If your careful, you don't have to take the pads off the caliper. There is enough room to slide the rotor disc out when you bring the caliper outward.
RNR800HO
Just make sure you guys do not pry on the rotor itself. It will bend it and cause the dreaded left foot vibration. Ask me how I know, my dealer did the recall shaft,before dropping it off no vibration. After shaft was replaced there was left foot vibration. Found this summer when I replaced the track, I had the sled running on the stand and aligning the track,with no brake cover on, I could see the thing wobble back and forth. Took it back apart and straightened the rotor and the wobble is gone.
I did purchase another rotor,but have not installed it as of yet.

Another reason why the rotor caliper is so hard to remove from the shaft the first time is, Skidoo does not use any anti seize. When putting the the caliper back on the shaft, use anti seize, when you have to remove the caliper again it is a piece of cake and no puller required.
I think with 2 people on the job,the track swap would be only about an hours work, very easy deal.
avycital
NP Good luck once you do it 1 or 2 times it goes fast
TNT600MAN08
got a little tip i used when changing my track..

i dont have a caliper puller and didnt feel like getting one so i did it the old fashioned way.

once the calpier is free from the tunnel, its possible to get a prybar between the caliper and tunnel, only problem is the tunnel bends.

because i had to pry it off somehow (no help from a puller) i decided to reinforce the tunnel. there were some little odd ends of wood, 2x4's plywood..whatever. i wedged odds and ends in between the tunnel and the track driver, which is on the drive axle in which your track wraps around under the tunnel (if you didnt know). eventually with some minor modifications to the little wood blocks and pieces i made a solid brace between the aluminum tunnel brace and the left track driver.

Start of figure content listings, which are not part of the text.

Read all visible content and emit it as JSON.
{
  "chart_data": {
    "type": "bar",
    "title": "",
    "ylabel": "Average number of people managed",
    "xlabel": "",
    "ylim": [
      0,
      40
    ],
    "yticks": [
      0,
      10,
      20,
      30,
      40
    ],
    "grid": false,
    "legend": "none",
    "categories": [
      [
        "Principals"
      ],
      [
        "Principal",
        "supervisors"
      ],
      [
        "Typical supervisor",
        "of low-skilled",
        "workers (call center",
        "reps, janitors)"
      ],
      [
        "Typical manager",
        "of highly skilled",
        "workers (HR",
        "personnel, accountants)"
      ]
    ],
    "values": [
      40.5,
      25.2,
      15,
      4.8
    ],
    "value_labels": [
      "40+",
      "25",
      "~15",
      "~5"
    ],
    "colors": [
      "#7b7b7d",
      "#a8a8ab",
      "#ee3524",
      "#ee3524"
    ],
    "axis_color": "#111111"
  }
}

take note: when putting the pieces up against the driver, try to find a little 1x2 inch type of piece, so it goes up against the round flush part of the driver, not the teeth that turn the track. this is the part of the driver that is closest to the axle. this way there is not as much leverage on the driver and chances of breaking the teeth off are eliminated. (dont put the blocks up against the teeth on the driver, you dont want to snap those off!!!)

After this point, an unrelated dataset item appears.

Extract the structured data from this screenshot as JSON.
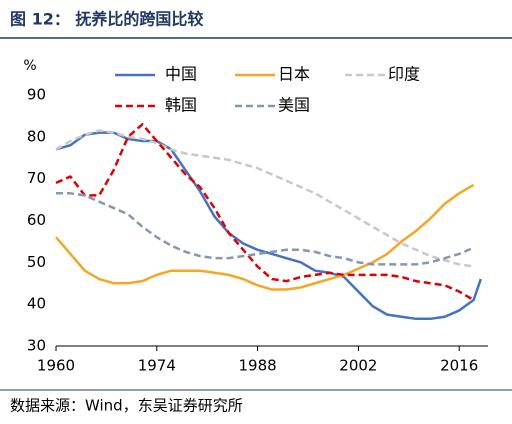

now if you put a 5 foot prybar on the caliper on the outside now, and break the driver inside, do not blame me..i was gentle with mine.

i also took a propane torch and heated the caliper and driveshaft from the outside of the tunnel, and sprayed lots of penetrating oil in.

also, do not keep prying on the same spot, as its possible to cock the caliper sideways on the shaft..PITN i know

one other thing, get a small piece of plywood..like a 2x6 inch piece and put it between your SMALL prybar and tunnel when prying.